How far ahead should I be discussing TDB with my clients?

It depends on the size and complexity of the company.  A good rule of thumb is to initiate conversations at the beginning of the quarter.  So, for a 4/1 effective date, contacting groups in January is a smart idea.  This is not to say later in the quarter doesn’t work (in fact, we regularly have groups that are submitted right up to quarter end), but earlier on allows for the client to feel less rushed.  We all know how hard it can be to book face time with some groups!

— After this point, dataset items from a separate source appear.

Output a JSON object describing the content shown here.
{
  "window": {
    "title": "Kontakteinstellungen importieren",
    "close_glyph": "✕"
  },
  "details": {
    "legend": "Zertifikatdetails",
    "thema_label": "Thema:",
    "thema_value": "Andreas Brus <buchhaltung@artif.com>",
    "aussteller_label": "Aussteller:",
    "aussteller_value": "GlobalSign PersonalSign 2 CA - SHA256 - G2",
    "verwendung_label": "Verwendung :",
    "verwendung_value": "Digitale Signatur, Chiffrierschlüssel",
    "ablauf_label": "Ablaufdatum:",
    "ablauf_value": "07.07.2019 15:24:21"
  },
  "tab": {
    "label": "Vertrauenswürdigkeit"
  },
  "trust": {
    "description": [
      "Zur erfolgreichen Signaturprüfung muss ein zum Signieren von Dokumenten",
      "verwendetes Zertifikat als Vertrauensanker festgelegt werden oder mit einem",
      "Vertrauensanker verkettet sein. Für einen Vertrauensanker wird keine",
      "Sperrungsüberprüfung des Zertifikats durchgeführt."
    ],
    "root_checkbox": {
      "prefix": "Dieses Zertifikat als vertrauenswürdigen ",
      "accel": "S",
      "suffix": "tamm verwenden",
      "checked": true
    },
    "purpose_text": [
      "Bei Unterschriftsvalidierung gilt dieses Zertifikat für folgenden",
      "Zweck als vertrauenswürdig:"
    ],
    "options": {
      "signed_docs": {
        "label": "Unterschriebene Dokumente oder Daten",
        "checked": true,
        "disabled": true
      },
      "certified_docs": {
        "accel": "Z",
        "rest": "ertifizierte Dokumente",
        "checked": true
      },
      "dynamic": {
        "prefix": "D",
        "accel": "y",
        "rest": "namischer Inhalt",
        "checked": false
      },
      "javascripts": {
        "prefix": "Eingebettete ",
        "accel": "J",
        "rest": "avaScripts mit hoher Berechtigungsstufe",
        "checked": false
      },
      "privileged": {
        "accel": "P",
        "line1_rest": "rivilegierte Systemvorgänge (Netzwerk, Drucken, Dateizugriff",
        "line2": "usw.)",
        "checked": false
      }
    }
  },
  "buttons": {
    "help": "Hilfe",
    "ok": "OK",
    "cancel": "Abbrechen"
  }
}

Is there any downside moving off 1/1?

Carriers that do not specialize in TDB may not allow/discourage this because of billing reasons.  The nature of taxable wage billing (default TDB billing) is such that the largest premiums paid are in the 1st quarter and decrease each quarter thereafter (think 40% 1Q, 30% 2Q, 20% 3Q, 10% 4Q).  However, specialty carriers do not have an issue moving off 1/1 because over a 4 quarter period the premium will be the same.  So, this is a non issue.

The other topic to discuss is payroll.  In our experience, there is one payroll vendor in particular that may have system limitations with off cycle TDB plans- they will issue two W2’s at year end (one for the state plan and one for the private plan).  It comes down to how much this bothers the client as it’s more of a nuisance than anything else.